In the above embodiments, the descriptions of the respective embodiments have respective emphasis, and reference may be made to the related descriptions of other embodiments for parts that are not described or illustrated in a certain embodiment.
Fig. 4 shows a schematic block diagram of a terminal device according to an embodiment of the present invention, and for convenience of description, only the parts related to the embodiment of the present invention are shown.
As shown in fig. 4, the terminal device 4 of this embodiment includes: a processor 40, a memory 41, and computer readable instructions 42 stored in the memory 41 and executable on the processor 40. The processor 40, when executing the computer readable instructions 42, implements the steps in the above-described embodiments of the component wear detection method, such as the steps S101 to S106 shown in fig. 1. Alternatively, the processor 40 executes the computer readable instructions 42 to implement the functions of the modules/units in the device embodiments, such as the functions of the modules 301 to 306 shown in fig. 3.

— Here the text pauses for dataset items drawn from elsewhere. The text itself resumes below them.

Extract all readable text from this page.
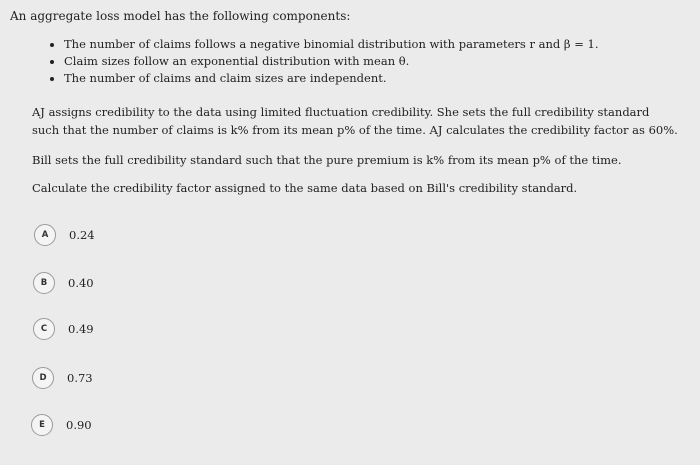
An aggregate loss model has the following components:

• The number of claims follows a negative binomial distribution with parameters r and β = 1.
• Claim sizes follow an exponential distribution with mean θ.
• The number of claims and claim sizes are independent.

AJ assigns credibility to the data using limited fluctuation credibility. She sets the full credibility standard such that the number of claims is k% from its mean p% of the time. AJ calculates the credibility factor as 60%.

Bill sets the full credibility standard such that the pure premium is k% from its mean p% of the time.

Calculate the credibility factor assigned to the same data based on Bill's credibility standard.

A	0.24
B	0.40
C	0.49
D	0.73
E	0.90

Illustratively, the computer readable instructions 42 may be partitioned into one or more modules/units that are stored in the memory 41 and executed by the processor 40 to implement the present invention. The one or more modules/units may be a series of computer-readable instruction segments capable of performing specific functions, which are used for describing the execution process of the computer-readable instructions 42 in the terminal device 4.

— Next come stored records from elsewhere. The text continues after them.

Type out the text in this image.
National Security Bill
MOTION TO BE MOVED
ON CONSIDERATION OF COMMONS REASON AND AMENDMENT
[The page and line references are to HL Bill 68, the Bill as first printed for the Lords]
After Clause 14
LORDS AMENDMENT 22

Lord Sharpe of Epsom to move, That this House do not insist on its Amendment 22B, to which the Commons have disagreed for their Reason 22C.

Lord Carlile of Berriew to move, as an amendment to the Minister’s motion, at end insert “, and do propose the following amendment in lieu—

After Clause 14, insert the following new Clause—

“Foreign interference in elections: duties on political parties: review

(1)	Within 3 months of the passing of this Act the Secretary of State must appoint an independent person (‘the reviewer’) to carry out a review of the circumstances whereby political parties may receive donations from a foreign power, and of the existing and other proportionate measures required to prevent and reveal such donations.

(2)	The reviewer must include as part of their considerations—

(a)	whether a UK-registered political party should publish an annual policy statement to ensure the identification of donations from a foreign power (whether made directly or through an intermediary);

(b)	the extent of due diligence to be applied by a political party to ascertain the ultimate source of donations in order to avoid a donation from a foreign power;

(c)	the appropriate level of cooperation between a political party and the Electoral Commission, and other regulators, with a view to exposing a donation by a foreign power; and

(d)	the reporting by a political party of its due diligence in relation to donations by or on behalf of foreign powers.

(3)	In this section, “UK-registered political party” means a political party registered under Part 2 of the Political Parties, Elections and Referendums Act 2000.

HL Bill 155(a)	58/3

The terminal device 4 may be a desktop computer, a notebook, a palm computer, a cloud server, or other computing devices. It will be understood by those skilled in the art that fig. 4 is only an example of the terminal device 4, and does not constitute a limitation to the terminal device 4, and may include more or less components than those shown, or combine some components, or different components, for example, the terminal device 4 may further include an input-output device, a network access device, a bus, etc.

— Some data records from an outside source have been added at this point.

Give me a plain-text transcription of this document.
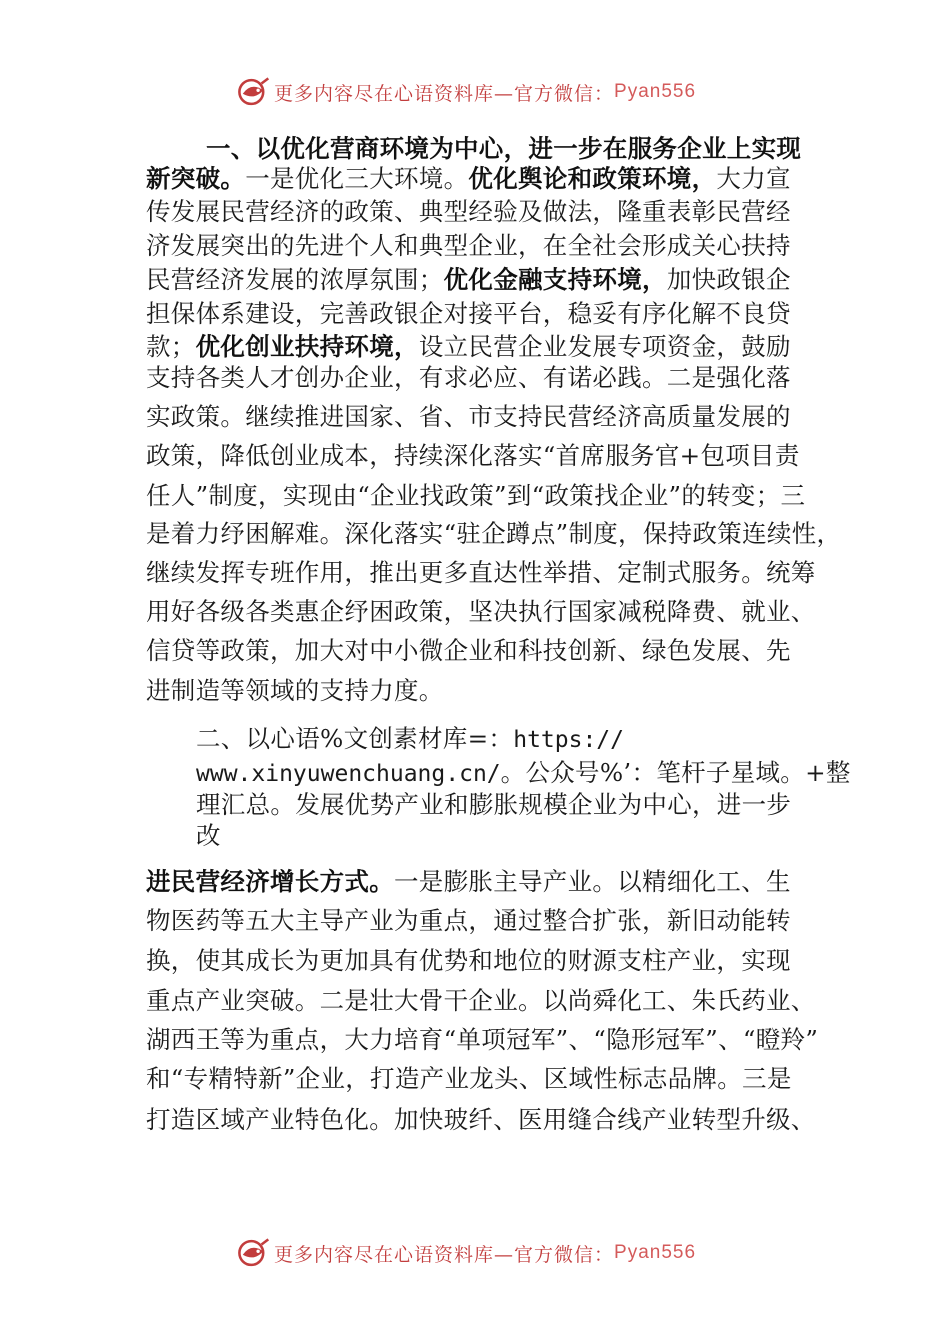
更多内容尽在心语资料库—官方微信： Pyan556
一、以优化营商环境为中心，进一步在服务企业上实现
新突破。一是优化三大环境。优化舆论和政策环境，大力宣
传发展民营经济的政策、典型经验及做法，隆重表彰民营经
济发展突出的先进个人和典型企业，在全社会形成关心扶持
民营经济发展的浓厚氛围；优化金融支持环境，加快政银企
担保体系建设，完善政银企对接平台，稳妥有序化解不良贷
款；优化创业扶持环境，设立民营企业发展专项资金，鼓励
支持各类人才创办企业，有求必应、有诺必践。二是强化落
实政策。继续推进国家、省、市支持民营经济高质量发展的
政策，降低创业成本，持续深化落实“首席服务官+包项目责
任人”制度，实现由“企业找政策”到“政策找企业”的转变；三
是着力纾困解难。深化落实“驻企蹲点”制度，保持政策连续性，
继续发挥专班作用，推出更多直达性举措、定制式服务。统筹
用好各级各类惠企纾困政策，坚决执行国家减税降费、就业、
信贷等政策，加大对中小微企业和科技创新、绿色发展、先
进制造等领域的支持力度。
二、以心语%文创素材库=：https://
www.xinyuwenchuang.cn/。公众号%’：笔杆子星域。+整
理汇总。发展优势产业和膨胀规模企业为中心，进一步
改
进民营经济增长方式。一是膨胀主导产业。以精细化工、生
物医药等五大主导产业为重点，通过整合扩张，新旧动能转
换，使其成长为更加具有优势和地位的财源支柱产业，实现
重点产业突破。二是壮大骨干企业。以尚舜化工、朱氏药业、
湖西王等为重点，大力培育“单项冠军”、“隐形冠军”、“瞪羚”
和“专精特新”企业，打造产业龙头、区域性标志品牌。三是
打造区域产业特色化。加快玻纤、医用缝合线产业转型升级、
更多内容尽在心语资料库—官方微信： Pyan556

The Processor 40 may be a Central Processing Unit (CPU), other general purpose Processor, a Digital Signal Processor (DSP), an Application Specific Integrated Circuit (ASIC), a Field Programmable Gate Array (FPGA) or other Programmable logic device, discrete Gate or transistor logic device, discrete hardware component, etc. A general purpose processor may be a microprocessor or the processor may be any conventional processor or the like.
The memory 41 may be an internal storage unit of the terminal device 4, such as a hard disk or a memory of the terminal device 4. The memory 41 may also be an external storage device of the terminal device 4, such as a plug-in hard disk, a Smart Media Card (SMC), a Secure Digital (SD) Card, a Flash memory Card (Flash Card), and the like, which are provided on the terminal device 4. Further, the memory 41 may also include both an internal storage unit and an external storage device of the terminal device 4. The memory 41 is used for storing the computer readable instructions and other programs and data required by the terminal device 4. The memory 41 may also be used to temporarily store data that has been output or is to be output.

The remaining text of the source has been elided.